Document Type

Article

Publication Date

1995

Publication Title

Arizona State Law Journal

Keywords

rules and standards, forms of doctrine, bright line-balancing test, balancing test

Abstract

This article's primary contribution to the rule/standard problem is to map the rule/standard continuum more precisely. This article will analyze several cases to reveal numerous forms of doctrine that are hybrids of the two archetypes, "rules" and "standards," including the aforementioned escape hatches, exceptions, and factor tests, and will also discuss costs and benefits of using each of these different forms, irrespective of substance. Judges must choose among a large number of valid forms, attempting to create the best "fit" between the chosen form, a judicial means, and higher-level ends, such as efficiency, social stability, consistency, or autonomy.The article will then utilize the lessons gained from its survey of the rule/standard problem to reevaluate the more theoretical controversy over rules and standards.

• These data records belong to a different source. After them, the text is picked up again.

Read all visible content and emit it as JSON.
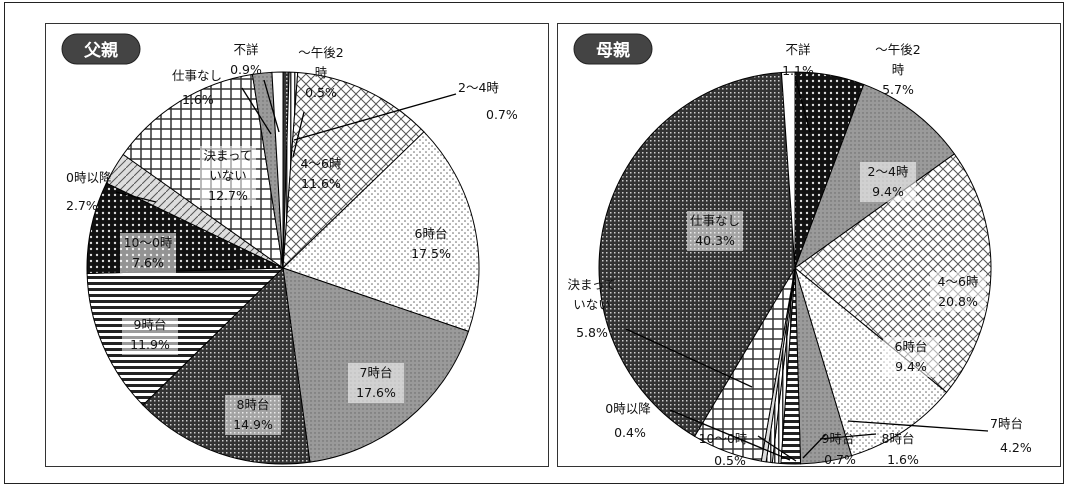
{
  "colors": {
    "border": "#222222",
    "badge": "#444444",
    "badge_text": "#ffffff",
    "leader": "#000000"
  },
  "chart_data": [
    {
      "type": "pie",
      "title": "父親",
      "slices": [
        {
          "label": "～午後2時",
          "value": 0.5,
          "value_label": "0.5%"
        },
        {
          "label": "2～4時",
          "value": 0.7,
          "value_label": "0.7%"
        },
        {
          "label": "4～6時",
          "value": 11.6,
          "value_label": "11.6%"
        },
        {
          "label": "6時台",
          "value": 17.5,
          "value_label": "17.5%"
        },
        {
          "label": "7時台",
          "value": 17.6,
          "value_label": "17.6%"
        },
        {
          "label": "8時台",
          "value": 14.9,
          "value_label": "14.9%"
        },
        {
          "label": "9時台",
          "value": 11.9,
          "value_label": "11.9%"
        },
        {
          "label": "10～0時",
          "value": 7.6,
          "value_label": "7.6%"
        },
        {
          "label": "0時以降",
          "value": 2.7,
          "value_label": "2.7%"
        },
        {
          "label": "決まっていない",
          "value": 12.7,
          "value_label": "12.7%"
        },
        {
          "label": "仕事なし",
          "value": 1.6,
          "value_label": "1.6%"
        },
        {
          "label": "不詳",
          "value": 0.9,
          "value_label": "0.9%"
        }
      ]
    },
    {
      "type": "pie",
      "title": "母親",
      "slices": [
        {
          "label": "～午後2時",
          "value": 5.7,
          "value_label": "5.7%"
        },
        {
          "label": "2～4時",
          "value": 9.4,
          "value_label": "9.4%"
        },
        {
          "label": "4～6時",
          "value": 20.8,
          "value_label": "20.8%"
        },
        {
          "label": "6時台",
          "value": 9.4,
          "value_label": "9.4%"
        },
        {
          "label": "7時台",
          "value": 4.2,
          "value_label": "4.2%"
        },
        {
          "label": "8時台",
          "value": 1.6,
          "value_label": "1.6%"
        },
        {
          "label": "9時台",
          "value": 0.7,
          "value_label": "0.7%"
        },
        {
          "label": "10～0時",
          "value": 0.5,
          "value_label": "0.5%"
        },
        {
          "label": "0時以降",
          "value": 0.4,
          "value_label": "0.4%"
        },
        {
          "label": "決まっていない",
          "value": 5.8,
          "value_label": "5.8%"
        },
        {
          "label": "仕事なし",
          "value": 40.3,
          "value_label": "40.3%"
        },
        {
          "label": "不詳",
          "value": 1.1,
          "value_label": "1.1%"
        }
      ]
    }
  ]
}
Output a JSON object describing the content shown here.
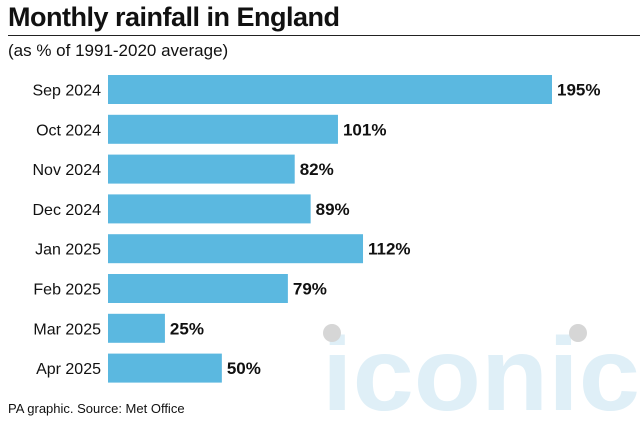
{
  "header": {
    "title": "Monthly rainfall in England",
    "subtitle": "(as % of 1991-2020 average)"
  },
  "footer": {
    "source": "PA graphic. Source: Met Office"
  },
  "watermark": {
    "text": "iconic"
  },
  "colors": {
    "bar": "#5bb8e0",
    "text": "#111111"
  },
  "chart_data": {
    "type": "bar",
    "orientation": "horizontal",
    "title": "Monthly rainfall in England",
    "subtitle": "(as % of 1991-2020 average)",
    "categories": [
      "Sep 2024",
      "Oct 2024",
      "Nov 2024",
      "Dec 2024",
      "Jan 2025",
      "Feb 2025",
      "Mar 2025",
      "Apr 2025"
    ],
    "values": [
      195,
      101,
      82,
      89,
      112,
      79,
      25,
      50
    ],
    "value_labels": [
      "195%",
      "101%",
      "82%",
      "89%",
      "112%",
      "79%",
      "25%",
      "50%"
    ],
    "xlim": [
      0,
      195
    ],
    "grid": false,
    "legend": "none"
  }
}
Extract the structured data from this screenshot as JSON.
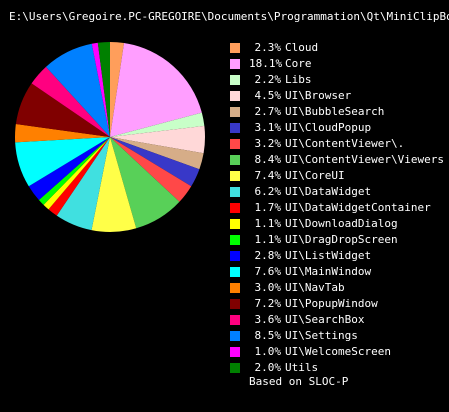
{
  "window": {
    "title": "E:\\Users\\Gregoire.PC-GREGOIRE\\Documents\\Programmation\\Qt\\MiniClipBoard\\Me"
  },
  "chart_data": {
    "type": "pie",
    "title": "E:\\Users\\Gregoire.PC-GREGOIRE\\Documents\\Programmation\\Qt\\MiniClipBoard\\Me",
    "footnote": "Based on SLOC-P",
    "legend_position": "right",
    "slices": [
      {
        "label": "Cloud",
        "pct_text": "2.3%",
        "value": 2.3,
        "color": "#ff9e5b"
      },
      {
        "label": "Core",
        "pct_text": "18.1%",
        "value": 18.1,
        "color": "#ff9eff"
      },
      {
        "label": "Libs",
        "pct_text": "2.2%",
        "value": 2.2,
        "color": "#c8ffc8"
      },
      {
        "label": "UI\\Browser",
        "pct_text": "4.5%",
        "value": 4.5,
        "color": "#ffd8d8"
      },
      {
        "label": "UI\\BubbleSearch",
        "pct_text": "2.7%",
        "value": 2.7,
        "color": "#d6ad88"
      },
      {
        "label": "UI\\CloudPopup",
        "pct_text": "3.1%",
        "value": 3.1,
        "color": "#3838c8"
      },
      {
        "label": "UI\\ContentViewer\\.",
        "pct_text": "3.2%",
        "value": 3.2,
        "color": "#ff4848"
      },
      {
        "label": "UI\\ContentViewer\\Viewers",
        "pct_text": "8.4%",
        "value": 8.4,
        "color": "#58d058"
      },
      {
        "label": "UI\\CoreUI",
        "pct_text": "7.4%",
        "value": 7.4,
        "color": "#ffff48"
      },
      {
        "label": "UI\\DataWidget",
        "pct_text": "6.2%",
        "value": 6.2,
        "color": "#40e0e0"
      },
      {
        "label": "UI\\DataWidgetContainer",
        "pct_text": "1.7%",
        "value": 1.7,
        "color": "#ff0000"
      },
      {
        "label": "UI\\DownloadDialog",
        "pct_text": "1.1%",
        "value": 1.1,
        "color": "#ffff00"
      },
      {
        "label": "UI\\DragDropScreen",
        "pct_text": "1.1%",
        "value": 1.1,
        "color": "#00ff00"
      },
      {
        "label": "UI\\ListWidget",
        "pct_text": "2.8%",
        "value": 2.8,
        "color": "#0000ff"
      },
      {
        "label": "UI\\MainWindow",
        "pct_text": "7.6%",
        "value": 7.6,
        "color": "#00ffff"
      },
      {
        "label": "UI\\NavTab",
        "pct_text": "3.0%",
        "value": 3.0,
        "color": "#ff8000"
      },
      {
        "label": "UI\\PopupWindow",
        "pct_text": "7.2%",
        "value": 7.2,
        "color": "#800000"
      },
      {
        "label": "UI\\SearchBox",
        "pct_text": "3.6%",
        "value": 3.6,
        "color": "#ff0080"
      },
      {
        "label": "UI\\Settings",
        "pct_text": "8.5%",
        "value": 8.5,
        "color": "#0080ff"
      },
      {
        "label": "UI\\WelcomeScreen",
        "pct_text": "1.0%",
        "value": 1.0,
        "color": "#ff00ff"
      },
      {
        "label": "Utils",
        "pct_text": "2.0%",
        "value": 2.0,
        "color": "#008000"
      }
    ]
  }
}
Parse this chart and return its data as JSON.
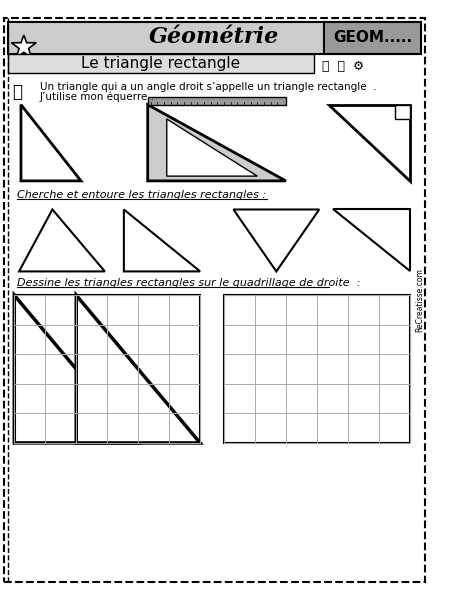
{
  "title": "Géométrie",
  "subtitle": "Le triangle rectangle",
  "geom_label": "GEOM.....",
  "text1": "Un triangle qui a un angle droit s’appelle un triangle rectangle  .",
  "text2": "J’utilise mon équerre .",
  "section1": "Cherche et entoure les triangles rectangles :",
  "section2": "Dessine les triangles rectangles sur le quadrillage de droite  :",
  "bg_color": "#ffffff",
  "border_color": "#000000",
  "header_bg": "#d0d0d0",
  "subheader_bg": "#e0e0e0",
  "geom_bg": "#b0b0b0",
  "grid_color": "#aaaaaa"
}
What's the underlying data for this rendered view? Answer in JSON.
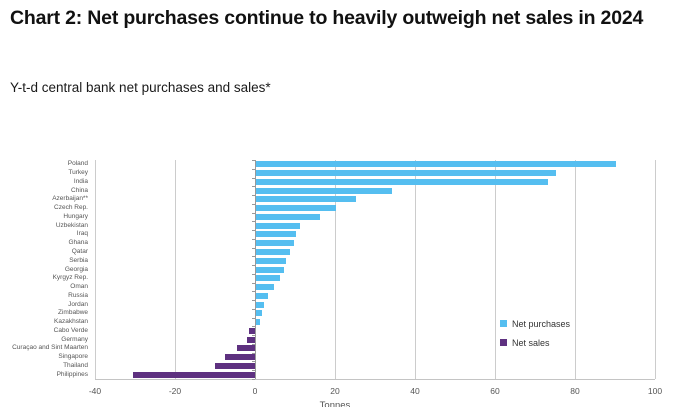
{
  "header": {
    "title": "Chart 2: Net purchases continue to heavily outweigh net sales in 2024",
    "subtitle": "Y-t-d central bank net purchases and sales*"
  },
  "chart_data": {
    "type": "bar",
    "orientation": "horizontal",
    "title": "Chart 2: Net purchases continue to heavily outweigh net sales in 2024",
    "subtitle": "Y-t-d central bank net purchases and sales*",
    "xlabel": "Tonnes",
    "ylabel": "",
    "xlim": [
      -40,
      100
    ],
    "xticks": [
      -40,
      -20,
      0,
      20,
      40,
      60,
      80,
      100
    ],
    "grid": true,
    "legend_position": "middle-right",
    "categories": [
      "Poland",
      "Turkey",
      "India",
      "China",
      "Azerbaijan**",
      "Czech Rep.",
      "Hungary",
      "Uzbekistan",
      "Iraq",
      "Ghana",
      "Qatar",
      "Serbia",
      "Georgia",
      "Kyrgyz Rep.",
      "Oman",
      "Russia",
      "Jordan",
      "Zimbabwe",
      "Kazakhstan",
      "Cabo Verde",
      "Germany",
      "Curaçao and Sint Maarten",
      "Singapore",
      "Thailand",
      "Philippines"
    ],
    "values": [
      90,
      75,
      73,
      34,
      25,
      20,
      16,
      11,
      10,
      9.5,
      8.5,
      7.5,
      7,
      6,
      4.5,
      3,
      2,
      1.5,
      1,
      -1.5,
      -2,
      -4.5,
      -7.5,
      -10,
      -30.5
    ],
    "series": [
      {
        "name": "Net purchases",
        "color": "#55BEF0"
      },
      {
        "name": "Net sales",
        "color": "#5E3180"
      }
    ],
    "colors": {
      "gridline": "#cccccc",
      "zero_axis": "#999999",
      "tick_text": "#555555"
    }
  }
}
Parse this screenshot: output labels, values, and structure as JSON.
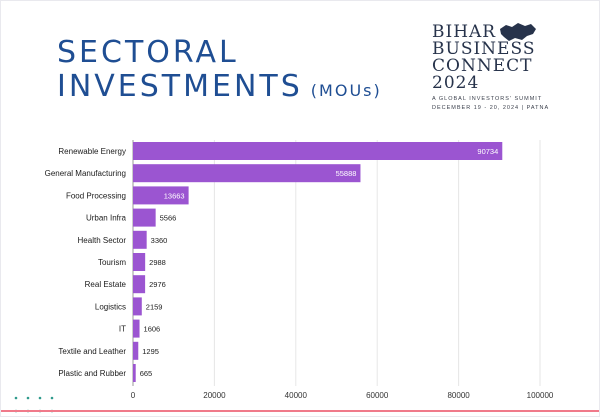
{
  "title": {
    "line1": "SECTORAL",
    "line2": "INVESTMENTS",
    "suffix": "(MOUs)"
  },
  "logo": {
    "line1": "BIHAR",
    "line2": "BUSINESS",
    "line3": "CONNECT",
    "line4": "2024",
    "tagline": "A GLOBAL INVESTORS' SUMMIT",
    "dates": "DECEMBER 19 - 20, 2024 | PATNA",
    "icon": "bihar-map-icon"
  },
  "colors": {
    "bar": "#9b55d1",
    "title": "#1f4e93",
    "accent": "#f07a8a",
    "dots": "#2f9a8c"
  },
  "chart_data": {
    "type": "bar",
    "orientation": "horizontal",
    "categories": [
      "Renewable Energy",
      "General Manufacturing",
      "Food Processing",
      "Urban Infra",
      "Health Sector",
      "Tourism",
      "Real Estate",
      "Logistics",
      "IT",
      "Textile and Leather",
      "Plastic and Rubber"
    ],
    "values": [
      90734,
      55888,
      13663,
      5566,
      3360,
      2988,
      2976,
      2159,
      1606,
      1295,
      665
    ],
    "data_labels": [
      "90734",
      "55888",
      "13663",
      "5566",
      "3360",
      "2988",
      "2976",
      "2159",
      "1606",
      "1295",
      "665"
    ],
    "xlim": [
      0,
      100000
    ],
    "xticks": [
      0,
      20000,
      40000,
      60000,
      80000,
      100000
    ],
    "xtick_labels": [
      "0",
      "20000",
      "40000",
      "60000",
      "80000",
      "100000"
    ],
    "grid": true,
    "legend": "none"
  }
}
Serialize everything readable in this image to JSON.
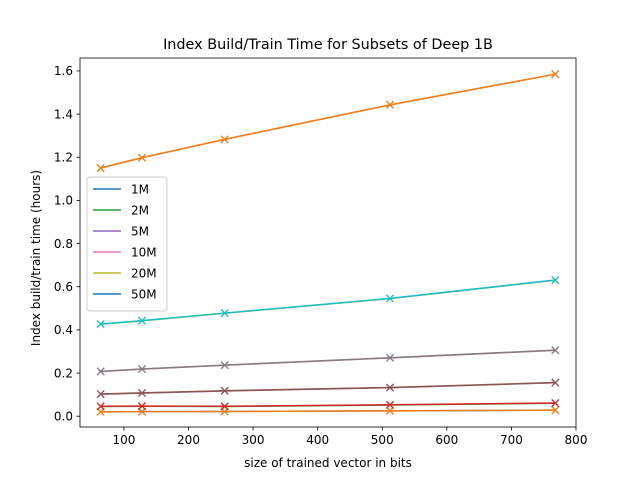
{
  "chart_data": {
    "type": "line",
    "title": "Index Build/Train Time for Subsets of Deep 1B",
    "xlabel": "size of trained vector in bits",
    "ylabel": "Index build/train time (hours)",
    "xlim": [
      32,
      800
    ],
    "ylim": [
      -0.05,
      1.66
    ],
    "xticks": [
      100,
      200,
      300,
      400,
      500,
      600,
      700,
      800
    ],
    "yticks": [
      0.0,
      0.2,
      0.4,
      0.6,
      0.8,
      1.0,
      1.2,
      1.4,
      1.6
    ],
    "x": [
      64,
      128,
      256,
      512,
      768
    ],
    "grid": false,
    "legend_position": "center-left",
    "marker": "x",
    "legend": [
      {
        "name": "1M",
        "color": "#1f77b4"
      },
      {
        "name": "2M",
        "color": "#2ca02c"
      },
      {
        "name": "5M",
        "color": "#9467bd"
      },
      {
        "name": "10M",
        "color": "#e377c2"
      },
      {
        "name": "20M",
        "color": "#bcbd22"
      },
      {
        "name": "50M",
        "color": "#1f77b4"
      }
    ],
    "series": [
      {
        "color": "#1f77b4",
        "values": [
          0.02,
          0.021,
          0.022,
          0.025,
          0.028
        ]
      },
      {
        "color": "#ff7f0e",
        "values": [
          0.02,
          0.021,
          0.022,
          0.025,
          0.028
        ]
      },
      {
        "color": "#2ca02c",
        "values": [
          0.045,
          0.046,
          0.045,
          0.052,
          0.06
        ]
      },
      {
        "color": "#d62728",
        "values": [
          0.046,
          0.047,
          0.046,
          0.053,
          0.061
        ]
      },
      {
        "color": "#9467bd",
        "values": [
          0.102,
          0.107,
          0.117,
          0.132,
          0.155
        ]
      },
      {
        "color": "#8c564b",
        "values": [
          0.103,
          0.108,
          0.118,
          0.133,
          0.156
        ]
      },
      {
        "color": "#e377c2",
        "values": [
          0.207,
          0.218,
          0.236,
          0.27,
          0.305
        ]
      },
      {
        "color": "#7f7f7f",
        "values": [
          0.208,
          0.219,
          0.237,
          0.271,
          0.306
        ]
      },
      {
        "color": "#bcbd22",
        "values": [
          0.426,
          0.442,
          0.477,
          0.545,
          0.63
        ]
      },
      {
        "color": "#17becf",
        "values": [
          0.427,
          0.443,
          0.478,
          0.546,
          0.631
        ]
      },
      {
        "color": "#1f77b4",
        "values": [
          1.15,
          1.198,
          1.283,
          1.443,
          1.585
        ]
      },
      {
        "color": "#ff7f0e",
        "values": [
          1.15,
          1.198,
          1.283,
          1.443,
          1.585
        ]
      }
    ]
  }
}
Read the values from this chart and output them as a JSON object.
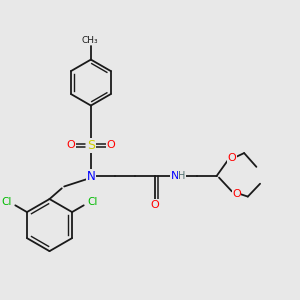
{
  "bg_color": "#e8e8e8",
  "bond_color": "#1a1a1a",
  "colors": {
    "N": "#0000ff",
    "O": "#ff0000",
    "S": "#cccc00",
    "Cl": "#00bb00",
    "H": "#507070",
    "C": "#1a1a1a"
  },
  "figsize": [
    3.0,
    3.0
  ],
  "dpi": 100
}
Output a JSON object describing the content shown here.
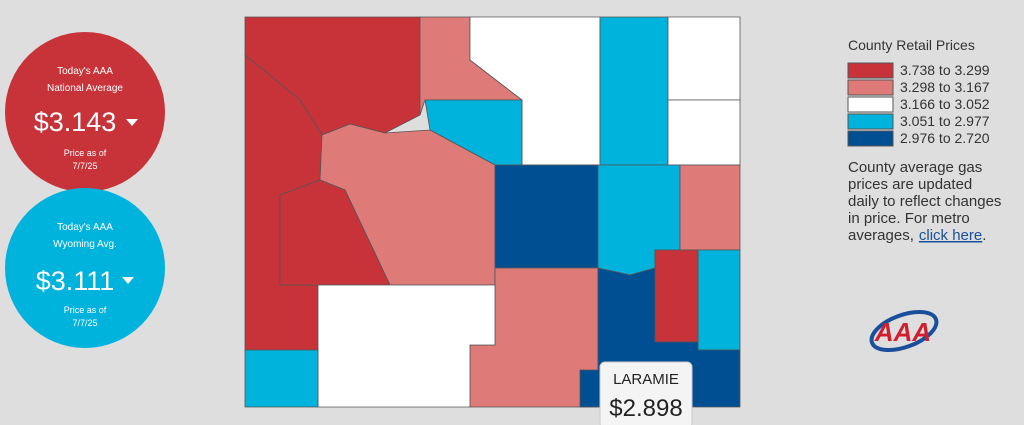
{
  "national": {
    "heading": [
      "Today's AAA",
      "National Average"
    ],
    "price": "$3.143",
    "as_of_label": "Price as of",
    "as_of_date": "7/7/25"
  },
  "state": {
    "heading": [
      "Today's AAA",
      "Wyoming Avg."
    ],
    "price": "$3.111",
    "as_of_label": "Price as of",
    "as_of_date": "7/7/25"
  },
  "legend": {
    "title": "County Retail Prices",
    "items": [
      {
        "label": "3.738 to 3.299",
        "color": "#c8333a"
      },
      {
        "label": "3.298 to 3.167",
        "color": "#de7a78"
      },
      {
        "label": "3.166 to 3.052",
        "color": "#ffffff"
      },
      {
        "label": "3.051 to 2.977",
        "color": "#00b3dc"
      },
      {
        "label": "2.976 to 2.720",
        "color": "#004f93"
      }
    ]
  },
  "note": {
    "lines": [
      "County average gas",
      "prices are updated",
      "daily to reflect changes",
      "in price. For metro",
      "averages,"
    ],
    "link": "click here",
    "end": "."
  },
  "tooltip": {
    "county": "LARAMIE",
    "price": "$2.898"
  },
  "logo": "AAA"
}
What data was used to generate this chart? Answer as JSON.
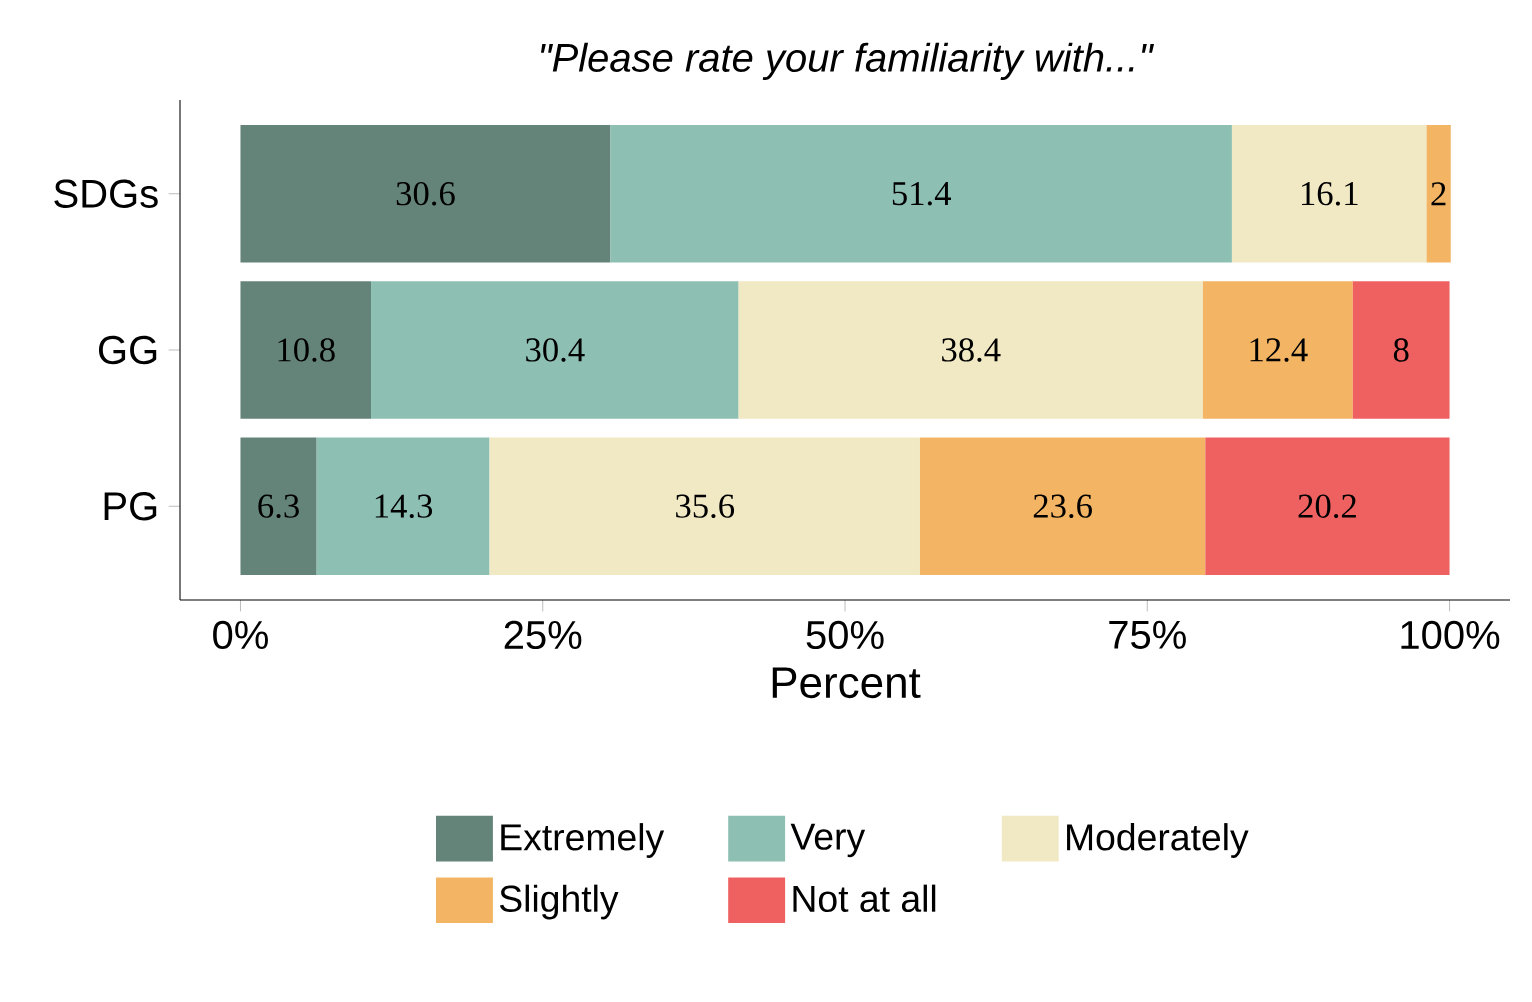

The choice of form of doctrine should be perceived as primarily a question of technique, not a manifestation of grand legal theory. Judges have properly created a diverse menu of forms to choose from, reflecting the complexity and uncertainty of the world they attempt to regulate. In other words, the numerous forms of doctrine demonstrate that the rule/standard dichotomy is empirically misleading and normatively wrong. The article will then query why many capable lawyers, judges, and legal theorists have characterized the formation of rules and standards, or both, as symptoms (often diseased) of particular ideologies. One of the risks of the American legal culture's preference for theory is that theorists often eagerly apply a critique that may be valid or at least illuminating at one level of abstraction, such as moral-political philosophy, to another level of abstraction, in this case, the technical problem of formulating appropriate doctrine for a particular legal problem. Professor Noam Chomsky's left-wing views, for instance, describe odious aspects of American political and economic culture, but his analysis cannot resolve the technical problems that courts face in creating proper doctrine in all substantive legal areas. To implement their agenda effectively, Chomskyite judges should use rules, standards, and hybrids. To make the point more globally, a judge ought to choose the form of doctrine that makes the best compromise between often conflicting ends, which the judge's normative philosophy established and ranked at a higher level.